Trennung ist dabei gegeben, wenn die Ehegatten nicht mehr in einer häuslichen Gemeinschaft sondern ''getrennt von Tisch und Bett'' leben. Dies muss nicht zwingend in zwei gemeinsamen Wohnungen stattfinden, sondern die Eheleute können auch weiterhin in einer Wohnung mit getrennten Bereichen für jeden leben.
Sie dürfen dann allerdings keine Lebensgemeinschaft mehr bilden.
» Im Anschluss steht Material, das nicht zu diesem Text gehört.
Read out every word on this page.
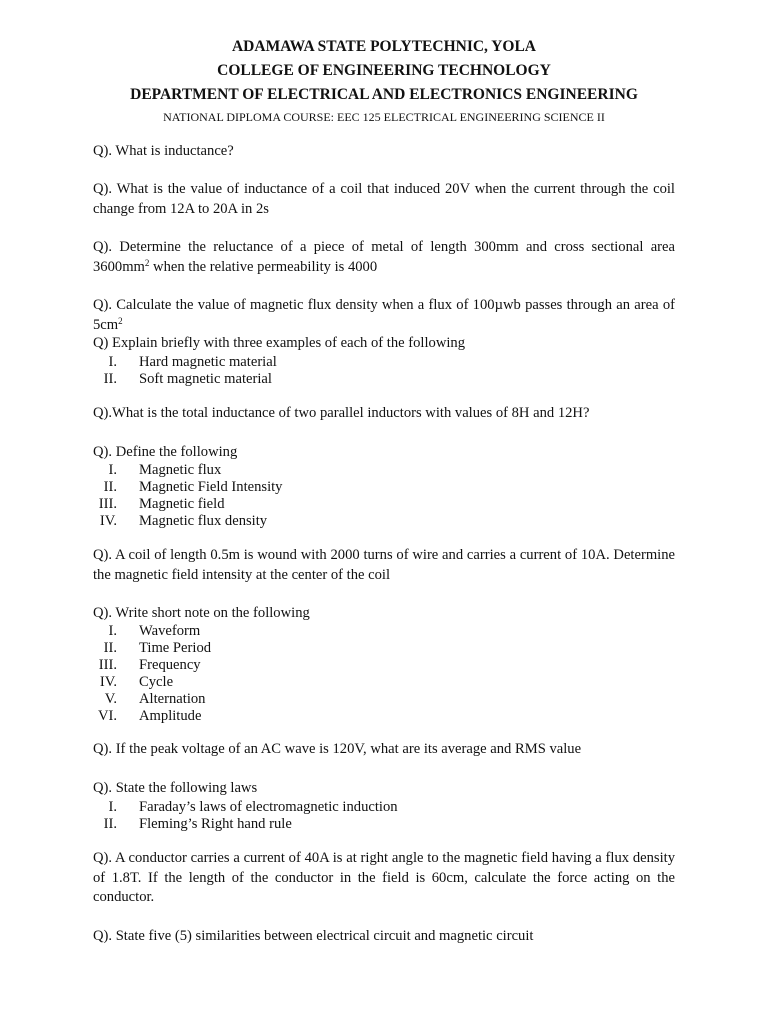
ADAMAWA STATE POLYTECHNIC, YOLA
COLLEGE OF ENGINEERING TECHNOLOGY
DEPARTMENT OF ELECTRICAL AND ELECTRONICS ENGINEERING
NATIONAL DIPLOMA COURSE: EEC 125 ELECTRICAL ENGINEERING SCIENCE II
Q). What is inductance?
Q). What is the value of inductance of a coil that induced 20V when the current through the coil change from 12A to 20A in 2s
Q). Determine the reluctance of a piece of metal of length 300mm and cross sectional area $3600mm^2$ when the relative permeability is 4000
Q). Calculate the value of magnetic flux density when a flux of 100µwb passes through an area of $5cm^2$
Q) Explain briefly with three examples of each of the following
I. Hard magnetic material
II. Soft magnetic material
Q).What is the total inductance of two parallel inductors with values of 8H and 12H?
Q). Define the following
I. Magnetic flux
II. Magnetic Field Intensity
III. Magnetic field
IV. Magnetic flux density
Q). A coil of length 0.5m is wound with 2000 turns of wire and carries a current of 10A. Determine the magnetic field intensity at the center of the coil
Q). Write short note on the following
I. Waveform
II. Time Period
III. Frequency
IV. Cycle
V. Alternation
VI. Amplitude
Q). If the peak voltage of an AC wave is 120V, what are its average and RMS value
Q). State the following laws
I. Faraday’s laws of electromagnetic induction
II. Fleming’s Right hand rule
Q). A conductor carries a current of 40A is at right angle to the magnetic field having a flux density of 1.8T. If the length of the conductor in the field is 60cm, calculate the force acting on the conductor.
Q). State five (5) similarities between electrical circuit and magnetic circuit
Eine solche Lebensgemeinschaft wird angenommen, wenn die Eheleute weiterhin regelmäßig gemeinsam einkaufen, kochen, in einem Schlafzimmer schlafen und nicht nur die Wohnräume teilen.
Liegen die Voraussetzungen vor, wird die Scheidung von einem Ehegatten beim Amtsgericht, Abteilung Familiengericht beantragt. Die örtliche Zuständigkeit des Gerichts ergibt sich aus § 122 FamFG, z.B. zunächst das Gericht, in dessen Bezirk ein Ehegatte mit den gemeinschaftlichen minderjährigen Kindern seinen gewöhnlichen Aufenthalt hat.